Hacker News new | ask | show | jobs
by czardoz 1875 days ago
> So much stuff just from the readme would introduce breaking changes to the Python ecosystem.

Being compatible with the rest of the Python ecosystem is the main reason why Cinder is built on top of CPython. Although yes, some features are indeed very experimental.

> in a world where we have type annotations, JITs feel like a massive step back. Stuff like mypyc could get us way further into high performance stuff

Ah, but that introduces a separate compilation step, which may not be tolerable in every situation.

1 comments

Well, the compilation step is alredy present in current py -> pyc phase, it's just a matter of "extending" it. Also, look at how cython work
> Well, the compilation step is alredy present in current py -> pyc phase

Yes, but developers don't have to ever interact with it.

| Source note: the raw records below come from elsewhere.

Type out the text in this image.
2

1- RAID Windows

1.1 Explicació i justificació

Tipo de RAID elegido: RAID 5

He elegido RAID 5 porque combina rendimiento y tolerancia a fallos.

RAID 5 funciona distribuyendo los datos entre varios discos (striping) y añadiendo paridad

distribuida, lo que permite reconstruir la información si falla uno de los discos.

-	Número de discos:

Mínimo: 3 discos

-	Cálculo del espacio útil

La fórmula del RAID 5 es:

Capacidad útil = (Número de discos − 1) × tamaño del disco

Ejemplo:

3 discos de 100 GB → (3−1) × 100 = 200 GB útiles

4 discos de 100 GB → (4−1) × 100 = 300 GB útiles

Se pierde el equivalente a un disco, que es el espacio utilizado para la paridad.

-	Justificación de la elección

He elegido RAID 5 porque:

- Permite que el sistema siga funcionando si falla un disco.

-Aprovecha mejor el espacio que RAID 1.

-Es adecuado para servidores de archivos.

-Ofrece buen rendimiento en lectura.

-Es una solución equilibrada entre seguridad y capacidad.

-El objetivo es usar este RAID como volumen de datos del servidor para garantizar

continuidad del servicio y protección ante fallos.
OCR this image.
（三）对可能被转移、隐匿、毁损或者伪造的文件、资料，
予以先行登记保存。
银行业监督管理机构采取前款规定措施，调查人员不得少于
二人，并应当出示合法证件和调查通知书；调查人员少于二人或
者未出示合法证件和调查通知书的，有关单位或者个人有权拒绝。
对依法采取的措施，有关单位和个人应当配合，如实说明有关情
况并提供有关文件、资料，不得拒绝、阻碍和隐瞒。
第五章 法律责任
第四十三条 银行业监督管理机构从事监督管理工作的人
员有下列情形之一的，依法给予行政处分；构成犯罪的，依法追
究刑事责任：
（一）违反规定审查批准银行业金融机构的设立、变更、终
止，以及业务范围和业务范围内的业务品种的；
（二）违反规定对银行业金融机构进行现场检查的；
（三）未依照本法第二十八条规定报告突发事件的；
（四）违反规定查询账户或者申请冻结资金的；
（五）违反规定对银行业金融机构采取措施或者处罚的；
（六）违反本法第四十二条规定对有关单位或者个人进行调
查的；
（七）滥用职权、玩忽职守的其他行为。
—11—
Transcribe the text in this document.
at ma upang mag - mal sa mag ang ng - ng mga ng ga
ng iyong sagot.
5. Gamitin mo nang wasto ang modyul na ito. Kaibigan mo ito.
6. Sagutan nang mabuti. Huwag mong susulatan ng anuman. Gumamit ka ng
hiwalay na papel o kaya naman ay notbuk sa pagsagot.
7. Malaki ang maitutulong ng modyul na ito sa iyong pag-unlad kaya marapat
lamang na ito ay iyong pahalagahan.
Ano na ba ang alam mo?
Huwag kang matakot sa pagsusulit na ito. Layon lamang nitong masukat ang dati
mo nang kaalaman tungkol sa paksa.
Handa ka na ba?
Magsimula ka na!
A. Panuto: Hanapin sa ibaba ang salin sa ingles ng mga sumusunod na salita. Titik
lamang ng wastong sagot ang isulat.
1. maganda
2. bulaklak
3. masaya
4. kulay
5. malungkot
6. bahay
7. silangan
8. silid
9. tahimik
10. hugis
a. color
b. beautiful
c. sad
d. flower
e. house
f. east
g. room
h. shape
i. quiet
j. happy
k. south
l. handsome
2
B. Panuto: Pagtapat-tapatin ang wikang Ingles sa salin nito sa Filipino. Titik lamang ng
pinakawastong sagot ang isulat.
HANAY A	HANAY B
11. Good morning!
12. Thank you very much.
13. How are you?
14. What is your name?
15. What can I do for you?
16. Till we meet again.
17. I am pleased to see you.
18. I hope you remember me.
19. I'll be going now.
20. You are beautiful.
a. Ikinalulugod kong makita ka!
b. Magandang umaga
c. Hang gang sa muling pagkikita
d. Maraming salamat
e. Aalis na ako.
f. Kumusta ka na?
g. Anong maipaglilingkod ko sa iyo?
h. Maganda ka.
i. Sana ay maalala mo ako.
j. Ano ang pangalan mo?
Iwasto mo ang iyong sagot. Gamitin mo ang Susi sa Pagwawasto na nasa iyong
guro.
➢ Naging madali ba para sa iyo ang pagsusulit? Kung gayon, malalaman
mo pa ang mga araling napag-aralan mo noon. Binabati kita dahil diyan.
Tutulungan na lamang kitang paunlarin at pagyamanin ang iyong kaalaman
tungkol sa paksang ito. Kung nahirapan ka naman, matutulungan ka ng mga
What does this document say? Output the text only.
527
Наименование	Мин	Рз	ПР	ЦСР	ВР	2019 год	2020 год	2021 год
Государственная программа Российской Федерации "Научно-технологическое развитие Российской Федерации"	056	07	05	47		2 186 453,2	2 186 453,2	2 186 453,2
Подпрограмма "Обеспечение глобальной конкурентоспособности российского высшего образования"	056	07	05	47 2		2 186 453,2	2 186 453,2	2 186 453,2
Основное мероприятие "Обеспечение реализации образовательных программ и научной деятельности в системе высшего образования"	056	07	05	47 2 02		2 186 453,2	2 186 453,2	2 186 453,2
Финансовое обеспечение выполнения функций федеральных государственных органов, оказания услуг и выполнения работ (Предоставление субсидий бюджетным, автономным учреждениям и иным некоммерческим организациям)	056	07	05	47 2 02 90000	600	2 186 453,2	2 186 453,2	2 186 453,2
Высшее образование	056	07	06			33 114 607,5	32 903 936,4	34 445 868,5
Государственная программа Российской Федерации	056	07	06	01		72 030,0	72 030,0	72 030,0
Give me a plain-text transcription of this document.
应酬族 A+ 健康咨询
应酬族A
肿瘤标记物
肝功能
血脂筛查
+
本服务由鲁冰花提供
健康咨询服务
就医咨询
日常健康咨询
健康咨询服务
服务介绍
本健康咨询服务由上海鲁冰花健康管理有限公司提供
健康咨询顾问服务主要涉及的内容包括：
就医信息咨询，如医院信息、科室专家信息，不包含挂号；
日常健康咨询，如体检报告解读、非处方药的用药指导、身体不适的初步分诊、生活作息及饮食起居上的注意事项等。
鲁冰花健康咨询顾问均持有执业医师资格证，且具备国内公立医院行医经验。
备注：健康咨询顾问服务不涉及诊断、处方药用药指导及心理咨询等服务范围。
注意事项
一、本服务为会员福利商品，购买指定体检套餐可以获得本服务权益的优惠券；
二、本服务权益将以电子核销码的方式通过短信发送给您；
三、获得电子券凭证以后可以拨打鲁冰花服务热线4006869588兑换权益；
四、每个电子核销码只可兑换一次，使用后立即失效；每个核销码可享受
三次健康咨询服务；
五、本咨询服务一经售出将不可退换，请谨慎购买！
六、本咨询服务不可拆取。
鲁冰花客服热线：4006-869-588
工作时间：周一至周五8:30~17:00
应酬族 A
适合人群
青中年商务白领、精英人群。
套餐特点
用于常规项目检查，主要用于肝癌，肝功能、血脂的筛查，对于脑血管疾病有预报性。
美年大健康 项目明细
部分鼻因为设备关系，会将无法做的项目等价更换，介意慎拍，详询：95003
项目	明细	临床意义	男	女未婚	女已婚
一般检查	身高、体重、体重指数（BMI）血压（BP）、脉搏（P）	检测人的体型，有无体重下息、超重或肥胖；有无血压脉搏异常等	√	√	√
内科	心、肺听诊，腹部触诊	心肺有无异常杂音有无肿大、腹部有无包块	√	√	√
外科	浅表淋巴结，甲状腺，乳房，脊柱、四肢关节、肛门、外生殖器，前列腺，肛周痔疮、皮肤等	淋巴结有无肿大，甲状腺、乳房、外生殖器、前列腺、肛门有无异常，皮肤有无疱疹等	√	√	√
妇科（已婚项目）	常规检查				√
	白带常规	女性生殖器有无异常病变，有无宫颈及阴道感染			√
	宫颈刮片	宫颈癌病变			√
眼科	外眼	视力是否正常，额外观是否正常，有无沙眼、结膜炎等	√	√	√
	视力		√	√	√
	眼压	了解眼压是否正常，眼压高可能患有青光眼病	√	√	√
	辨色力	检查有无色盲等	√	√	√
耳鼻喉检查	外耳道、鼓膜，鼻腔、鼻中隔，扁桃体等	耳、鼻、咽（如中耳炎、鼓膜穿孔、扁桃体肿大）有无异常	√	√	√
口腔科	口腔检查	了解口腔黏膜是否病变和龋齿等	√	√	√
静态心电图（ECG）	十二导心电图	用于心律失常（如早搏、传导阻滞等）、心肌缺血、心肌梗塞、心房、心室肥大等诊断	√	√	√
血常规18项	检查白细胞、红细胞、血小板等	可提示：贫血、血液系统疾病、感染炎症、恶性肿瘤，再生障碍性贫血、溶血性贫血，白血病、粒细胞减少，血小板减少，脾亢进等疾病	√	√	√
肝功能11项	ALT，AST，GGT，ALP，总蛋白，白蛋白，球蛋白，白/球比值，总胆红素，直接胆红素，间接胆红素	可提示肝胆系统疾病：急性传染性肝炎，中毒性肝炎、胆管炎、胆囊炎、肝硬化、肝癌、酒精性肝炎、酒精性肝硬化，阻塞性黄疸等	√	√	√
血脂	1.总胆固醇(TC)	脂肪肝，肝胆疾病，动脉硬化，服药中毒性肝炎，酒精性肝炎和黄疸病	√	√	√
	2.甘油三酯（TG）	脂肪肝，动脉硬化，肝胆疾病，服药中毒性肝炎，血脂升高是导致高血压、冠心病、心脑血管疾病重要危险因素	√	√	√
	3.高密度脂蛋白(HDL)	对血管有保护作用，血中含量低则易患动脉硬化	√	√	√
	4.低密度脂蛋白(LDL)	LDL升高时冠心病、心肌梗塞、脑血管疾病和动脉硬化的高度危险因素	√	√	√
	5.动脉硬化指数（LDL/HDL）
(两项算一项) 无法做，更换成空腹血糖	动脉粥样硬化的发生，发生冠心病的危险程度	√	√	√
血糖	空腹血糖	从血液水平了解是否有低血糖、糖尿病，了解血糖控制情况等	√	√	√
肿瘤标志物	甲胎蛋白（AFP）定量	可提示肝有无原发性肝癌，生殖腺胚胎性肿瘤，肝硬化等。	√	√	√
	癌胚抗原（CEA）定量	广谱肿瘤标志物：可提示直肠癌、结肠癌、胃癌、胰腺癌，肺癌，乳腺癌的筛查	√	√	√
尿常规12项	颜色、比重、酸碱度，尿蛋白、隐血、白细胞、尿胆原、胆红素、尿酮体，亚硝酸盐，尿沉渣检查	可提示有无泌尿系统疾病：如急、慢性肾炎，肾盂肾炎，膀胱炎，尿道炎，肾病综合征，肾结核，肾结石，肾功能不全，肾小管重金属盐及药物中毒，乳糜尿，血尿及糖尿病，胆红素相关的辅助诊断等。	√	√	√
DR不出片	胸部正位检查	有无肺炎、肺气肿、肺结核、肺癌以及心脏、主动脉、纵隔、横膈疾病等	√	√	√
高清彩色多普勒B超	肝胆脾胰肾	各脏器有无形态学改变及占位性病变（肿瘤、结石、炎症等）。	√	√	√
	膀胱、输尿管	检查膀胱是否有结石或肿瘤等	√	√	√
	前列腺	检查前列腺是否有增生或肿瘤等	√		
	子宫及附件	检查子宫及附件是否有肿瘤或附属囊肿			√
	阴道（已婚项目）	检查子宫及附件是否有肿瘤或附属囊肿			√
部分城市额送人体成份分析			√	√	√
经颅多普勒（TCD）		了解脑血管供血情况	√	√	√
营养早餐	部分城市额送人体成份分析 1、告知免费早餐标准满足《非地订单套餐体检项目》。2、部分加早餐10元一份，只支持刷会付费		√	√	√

> Also, look at how cython work

Cython works by adding a separate build step. Changing a Cython module requires you to recompile it, which is avoided with a JIT.

Why would developers have to interact with a mypyc step any more than the pyc step? Why is “developers might have to interact with it” some kind of non-starter, as though having a compile phase is a worse evil than a hyper-slow language?

FWIW, I think we could probably buy ourselves a lot of latitude to optimize CPython by designating a much smaller API surface (like h.py) and then optimizations largely won’t have to worry about breaking compatibility with C-extensions (which seems to be the biggest reason CPython is unoptimized).

But in general I’ve lost faith in the maintainers’ leadership to drive through this kind of change (or similarly, to fix package management), so I’ve moved on to greener pastures (Go for the most part, with some Rust here and there) and everything is just so easy nowadays compared to my ~15 years as a Python developer.

> Why is “developers might have to interact with it” some kind of non-starter, as though having a compile phase is a worse evil than a hyper-slow language?

For big monoliths (like ours at IG), the server start-up can take more than 10sec, which is already super high for a "edit -> refresh" workflow. Introducing a Cython like compilation step is really a major drawback for every single developer.

For smaller projects, Cython works extremely well (and we do use it for places where we need to interface with C/C++).

> For big monoliths (like ours at IG), the server start-up can take more than 10sec, which is already super high for a "edit -> refresh" workflow. Introducing a Cython like compilation step is really a major drawback for every single developer.

Then skip it for your dev builds.

Can you elaborate on what you mean by "skip" Cython compilation on dev builds? How would you then test changes to Cython code?